Read Up. Skill Up. Be In Demand
Could Learning & Development Fix UK’s Graduate Job Market?
With average debts of £50,800 and a declining number of graduate jobs on offer, students that left University this summer don’t have much to look forward to. However, companies can employment a more attractive prospect by rethinking their approach to graduate hiring.
What Do Graduates Want?
Analysis from The Times found that two in five of the UK’s biggest companies are cutting the number of graduates they recruit due to concerns over Brexit negotiations, economic uncertainty and pressure to take on more school-leavers. Meanwhile, The Independent said that graduates are taking fewer jobs in big companies and instead choosing to start their own company.
There appears to be a disconnect between what graduates and companies are looking for in a role. Companies want to attract graduates who quickly add value to their business, while graduates want the rewards that come with starting their own company.
With an effective learning and development scheme, companies can ensure that both sides are happy. For instance, by breaking the graduate courses up into a more self-directed, modular approach, companies can appeal to a generation that’s bringing a new set of assumptions to the workplace.
Should Graduate Schemes Be A Thing of The Past?
It’s about time we rethought the graduate scheme. They were initially designed for graduates to enter in their early twenties and leave as a retiree, but now people are much more likely to have several jobs throughout their lifetime.

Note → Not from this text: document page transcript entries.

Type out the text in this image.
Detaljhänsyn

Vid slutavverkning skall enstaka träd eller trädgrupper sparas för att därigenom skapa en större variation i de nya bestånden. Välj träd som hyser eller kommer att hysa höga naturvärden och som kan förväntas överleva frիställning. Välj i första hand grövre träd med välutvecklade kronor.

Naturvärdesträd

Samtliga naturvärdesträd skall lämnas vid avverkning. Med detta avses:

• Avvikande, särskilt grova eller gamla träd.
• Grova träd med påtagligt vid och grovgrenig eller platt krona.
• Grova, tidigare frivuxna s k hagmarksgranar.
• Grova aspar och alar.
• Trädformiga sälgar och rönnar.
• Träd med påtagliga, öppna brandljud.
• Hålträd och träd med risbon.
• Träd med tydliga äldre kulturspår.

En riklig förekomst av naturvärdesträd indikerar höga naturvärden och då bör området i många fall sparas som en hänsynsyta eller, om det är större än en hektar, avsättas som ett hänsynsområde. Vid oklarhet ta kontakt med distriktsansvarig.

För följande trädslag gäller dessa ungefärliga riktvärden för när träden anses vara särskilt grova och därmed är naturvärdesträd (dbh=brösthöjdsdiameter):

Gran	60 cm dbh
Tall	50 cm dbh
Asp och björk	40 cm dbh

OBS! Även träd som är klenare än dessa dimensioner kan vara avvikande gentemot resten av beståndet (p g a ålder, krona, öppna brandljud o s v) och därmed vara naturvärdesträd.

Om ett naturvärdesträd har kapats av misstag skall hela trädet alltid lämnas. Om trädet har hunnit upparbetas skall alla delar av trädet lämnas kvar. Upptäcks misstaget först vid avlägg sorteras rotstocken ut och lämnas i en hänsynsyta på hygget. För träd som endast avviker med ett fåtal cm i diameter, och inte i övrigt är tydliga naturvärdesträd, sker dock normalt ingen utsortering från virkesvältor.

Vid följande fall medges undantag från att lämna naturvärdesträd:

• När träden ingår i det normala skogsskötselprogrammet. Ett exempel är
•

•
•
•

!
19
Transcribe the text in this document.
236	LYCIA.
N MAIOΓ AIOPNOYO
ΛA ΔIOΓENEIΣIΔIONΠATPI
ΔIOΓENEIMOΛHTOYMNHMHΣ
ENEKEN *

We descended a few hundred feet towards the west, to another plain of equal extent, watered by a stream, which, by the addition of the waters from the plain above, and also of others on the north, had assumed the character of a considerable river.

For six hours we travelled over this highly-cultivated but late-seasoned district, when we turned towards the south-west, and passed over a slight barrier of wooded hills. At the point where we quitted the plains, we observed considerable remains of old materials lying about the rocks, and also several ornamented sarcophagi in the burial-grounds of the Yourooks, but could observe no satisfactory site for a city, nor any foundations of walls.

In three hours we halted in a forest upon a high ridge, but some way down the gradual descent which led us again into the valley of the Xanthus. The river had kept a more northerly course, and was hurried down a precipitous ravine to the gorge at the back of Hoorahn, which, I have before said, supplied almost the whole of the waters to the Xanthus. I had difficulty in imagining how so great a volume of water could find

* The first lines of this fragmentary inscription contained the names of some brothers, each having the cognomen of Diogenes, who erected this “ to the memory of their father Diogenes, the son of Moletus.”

The rise of the gig economy has meant it’s already popular to hold several jobs at one time.
The shift in attitude is causing companies and graduates to grapple with the composition of a graduate scheme. With the average time a millennial spends at an organisation now at just three years, those with itchy feet are likely to leave their employer almost as soon as their grad scheme has wrapped up. Understandably, it’s difficult for companies to justify the expense of training individuals for a lifelong career if they’re expected to search for new roles.
Birth of the “Intra-preneur”
However, by offering constant opportunities for development within the job, and the opportunity to be “intra-preneurial”, companies can help satisfy employees’ desire to grow, take on new skills and even take risks that are likely to benefit the business. For this to happen, hiring managers and HR departments must make individuals the focus of their hiring drives, rather than the course itself.
Flexibility to different graduates’ approaches is key. For example, if certain graduates feel they want to accelerate their development with extra courses, they should have the option to do just that. The company should exist to help the individual become motivated to meet their own goals, as well as the goals held by the business.
The Role of Technology
While tailoring courses to different individuals might have seemed like an colossal task just a few years ago, smart technology enables companies operate several hundred different training schemes at once, all from individuals’ mobile phones. As AI becomes accessible through phones’ chipsets, the option to tailor courses to individuals’ learning styles will rapidly improve.
With a recent report highlighting that most student loans will take between 40-50 years to pay off, graduates are eager to understand how their day-to-day tasks will inform into their long-term future, and expect continuous development and training to help answer these difficult questions.